La infancia, esa etapa tan efímera de la vida, se desvanece con una sutileza casi dolorosa. No se trata de un quiebre repentino, sino de un proceso silencioso que se desarrolla en el día a día, en detalles que pasan desapercibidos. Muchos padres, inmersos en la rutina, solo se percatan de la partida de esta época dorada cuando ya es demasiado tarde.
Las dinámicas familiares cambian sin aviso, y lo que ayer era una constante —el niño corriendo hacia la cama al amanecer, las solicitudes de cuentos cada noche, la muestra de descubrimientos pequeños— se transforma en recuerdos que se añoran sin razón aparente. La niñez se va, no con ruido, sino mediante el abandono gradual de esas pequeñas costumbres que, aunque cotidianas, forman la esencia del hogar y la familia.
La vida moderna, con su ritmo frenético y sus múltiples responsabilidades, muchas veces engaña a los padres haciéndoles creer que estos momentos cotidianos son permanentes. En realidad, la presencia constante que los hijos requieren de sus padres comienza a diluirse con el tiempo. La necesidad de acompañamiento pasa de ser urgente a convertirse en una elección más esporádica. Los niños crecen y desarrollan su propia autonomía; comienzan a tener pensamientos que no comparten y a vivir experiencias sin la validación parental constante. Aunque este proceso es natural y necesario, también provoca un profundo anhelo en aquellos que han dedicado su vida a cuidar de ellos.

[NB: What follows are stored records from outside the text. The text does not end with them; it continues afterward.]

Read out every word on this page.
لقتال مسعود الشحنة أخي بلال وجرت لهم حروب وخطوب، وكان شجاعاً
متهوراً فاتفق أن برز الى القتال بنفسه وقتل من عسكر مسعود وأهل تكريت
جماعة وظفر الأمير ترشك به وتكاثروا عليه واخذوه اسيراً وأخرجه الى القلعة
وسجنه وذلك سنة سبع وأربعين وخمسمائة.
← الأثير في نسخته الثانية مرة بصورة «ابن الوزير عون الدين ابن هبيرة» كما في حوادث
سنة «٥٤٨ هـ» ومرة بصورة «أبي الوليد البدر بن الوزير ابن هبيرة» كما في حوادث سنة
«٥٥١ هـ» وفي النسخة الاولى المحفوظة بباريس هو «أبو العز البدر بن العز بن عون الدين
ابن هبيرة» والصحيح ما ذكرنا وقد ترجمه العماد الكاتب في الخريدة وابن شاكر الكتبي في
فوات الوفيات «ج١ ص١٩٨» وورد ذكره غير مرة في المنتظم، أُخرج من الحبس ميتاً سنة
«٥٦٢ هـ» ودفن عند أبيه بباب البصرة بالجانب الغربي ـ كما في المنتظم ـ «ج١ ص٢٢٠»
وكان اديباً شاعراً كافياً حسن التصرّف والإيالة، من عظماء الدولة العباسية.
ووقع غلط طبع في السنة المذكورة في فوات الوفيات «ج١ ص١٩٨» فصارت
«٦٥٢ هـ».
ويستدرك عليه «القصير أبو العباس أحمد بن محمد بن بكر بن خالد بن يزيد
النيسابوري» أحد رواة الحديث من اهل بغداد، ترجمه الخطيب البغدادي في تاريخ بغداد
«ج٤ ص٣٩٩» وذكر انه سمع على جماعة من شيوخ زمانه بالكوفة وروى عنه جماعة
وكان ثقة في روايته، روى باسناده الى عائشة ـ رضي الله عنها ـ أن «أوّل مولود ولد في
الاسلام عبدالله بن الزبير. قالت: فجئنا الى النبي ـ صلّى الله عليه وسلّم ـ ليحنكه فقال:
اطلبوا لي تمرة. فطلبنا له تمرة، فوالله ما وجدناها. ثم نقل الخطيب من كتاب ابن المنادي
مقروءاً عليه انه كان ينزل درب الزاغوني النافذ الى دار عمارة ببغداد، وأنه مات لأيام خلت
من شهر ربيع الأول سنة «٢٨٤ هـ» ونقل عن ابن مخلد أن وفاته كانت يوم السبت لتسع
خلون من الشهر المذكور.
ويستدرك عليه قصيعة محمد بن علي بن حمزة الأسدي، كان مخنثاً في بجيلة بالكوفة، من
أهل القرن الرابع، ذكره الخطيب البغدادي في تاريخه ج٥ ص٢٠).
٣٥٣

A menudo, los relatos sobre la crianza se centran en el cansancio físico y emocional de los primeros años, mientras que el desasosiego que surge al observar cómo los hijos se alejan de la dependencia familiar, y la nostalgia que surge de esos momentos anhelados pasan desapercibidos. Los padres pueden incluso encontrar belleza en lo que antes era agotador; esa búsqueda constante de atención se transforma en un tesoro sentimental.
Es en lo cotidiano —en las cenas apresuradas, en los cuentos leídos entre sueños, en las risas compartidas— donde realmente florece la infancia. Los instantes que parecen triviales son, de hecho, los que construyen la vida familiar, llenándola de significado y emoción. En un mundo que valora lo espectacular, a menudo se ignora que lo extraordinario reside en las pequeñas rutinas diarias.
El consejo más sensato para los padres quizás no sea «aprovechar cada minuto», sino más bien aprender a observar. Tomarse un momento para escuchar realmente a sus hijos y ser conscientes de los momentos que parecen insignificantes, porque son esos instantes los que, con el paso del tiempo, se convierten en los más valiosos.
La crianza no es lineal ni siempre fácil. Hay una belleza en la carga que conlleva, una certeza de que en la infancia los hijos encuentran en sus padres un refugio y un mundo. Sin embargo, esa etapa es transitoria. Las formas de amor evolucionan, y aunque las relaciones se hacen más complejas y profundas con el tiempo, nunca volverán esos pasos pequeños en el pasillo o ese «mira, mira» lleno de asombro infantil.
En este sentido, es crucial no subestimar el valor de la infancia y lo que representa para el desarrollo familiar. La invitación es a estar presentes, a vivir cada día con la certeza de que, al final, son esos pequeños momentos los que se quedarán grabados en la memoria y en el corazón de quienes han vivido con toda intensidad cada gesto, cada abrazo y cada risa compartida.